Lauren followed.
My younger sister was the “golden child,” the one with the kind smile and the right words at the right times. She was soft where I was hard, and pliable where I was rigid. She basked in the warmth of their expectations, absorbing their approval like sunlight, while I stood in the shade all the while, wilting.
I left for West Point the week following my high school graduation. When the car drove away, I didn’t look back. For the first time, the distance felt less like exile and more like breathing.
The years that followed were challenging for me in ways that are incomprehensible to laypeople. Every blister from basic training, every freezing night in a foxhole during field exercises, and every promotion I earned through tenacity and perspiration all contributed to the solidification of something inside of me. It forged a steel spine that no one from home could touch.

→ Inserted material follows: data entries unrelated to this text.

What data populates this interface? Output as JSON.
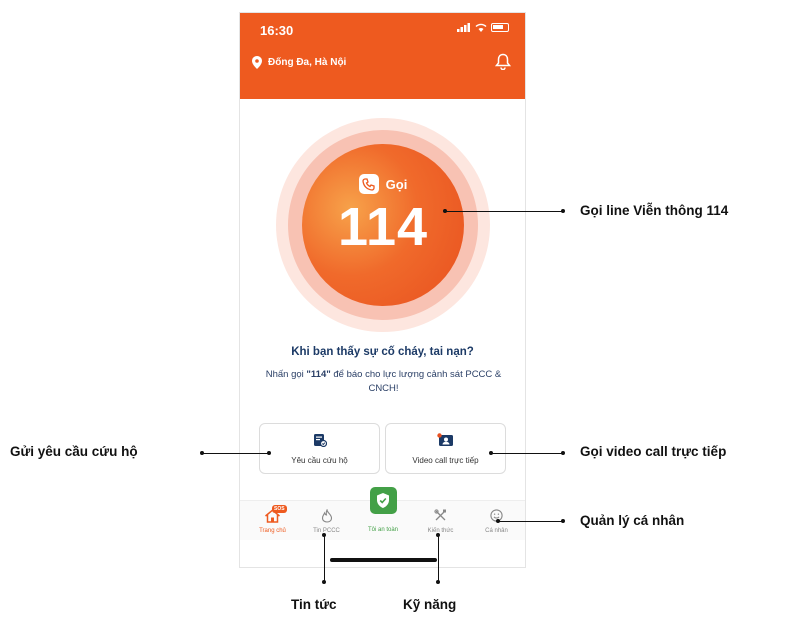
{
  "status_bar": {
    "time": "16:30"
  },
  "header": {
    "location": "Đống Đa, Hà Nội"
  },
  "sos": {
    "call_label": "Gọi",
    "number": "114"
  },
  "prompt": {
    "question": "Khi bạn thấy sự cố cháy, tai nạn?",
    "instruction_prefix": "Nhấn gọi ",
    "instruction_number": "\"114\"",
    "instruction_suffix": " để báo cho lực lượng cảnh sát PCCC & CNCH!"
  },
  "actions": {
    "rescue_label": "Yêu cầu cứu hộ",
    "video_label": "Video call trực tiếp"
  },
  "nav": {
    "home": "Trang chủ",
    "sos_tag": "SOS",
    "news": "Tin PCCC",
    "safe": "Tôi an toàn",
    "knowledge": "Kiến thức",
    "profile": "Cá nhân"
  },
  "callouts": {
    "call_114": "Gọi line Viễn thông 114",
    "rescue_request": "Gửi yêu cầu cứu hộ",
    "video_call": "Gọi video call trực tiếp",
    "personal": "Quản lý cá nhân",
    "news": "Tin tức",
    "skills": "Kỹ năng"
  },
  "colors": {
    "brand": "#ee5a1f",
    "safe": "#43a047",
    "text_dark": "#1c3a66"
  },
  "icons": [
    "location-pin-icon",
    "bell-icon",
    "phone-icon",
    "rescue-request-icon",
    "video-call-icon",
    "home-icon",
    "flame-icon",
    "shield-check-icon",
    "tools-icon",
    "smiley-icon"
  ]
}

I ascended the ranks discreetly and gradually. The way you move through hostile territory: stay alert, be prepared with a weapon, and avoid making unnecessary noise. I deployed to places where the sand seeps into your soul and the heat scorches the rubber soles of your boots. By the time I received my first star as a Brigadier General, the letters from home had already decreased to a trickle.

After my father’s funeral five years ago, they absolutely stopped.
I stood at his grave in my dress blues, my white gloves sticking out against the dark wool, the wind tugging at my cover. None of them looked at me long enough to say, “Thank you for coming.” Lauren gave me a short embrace, the kind you give to a stranger you met at the grocery store, and whispered that they “needed time.”
That time, I gave in to them. Five years of silence. Birthdays and holidays missed for five years.
Then, suddenly, I received an envelope at my quarters in the Pentagon. The paper was thick and cream colored, and the lettering looked expensive and uninterested. It lay on my counter like an unexploded ordinance.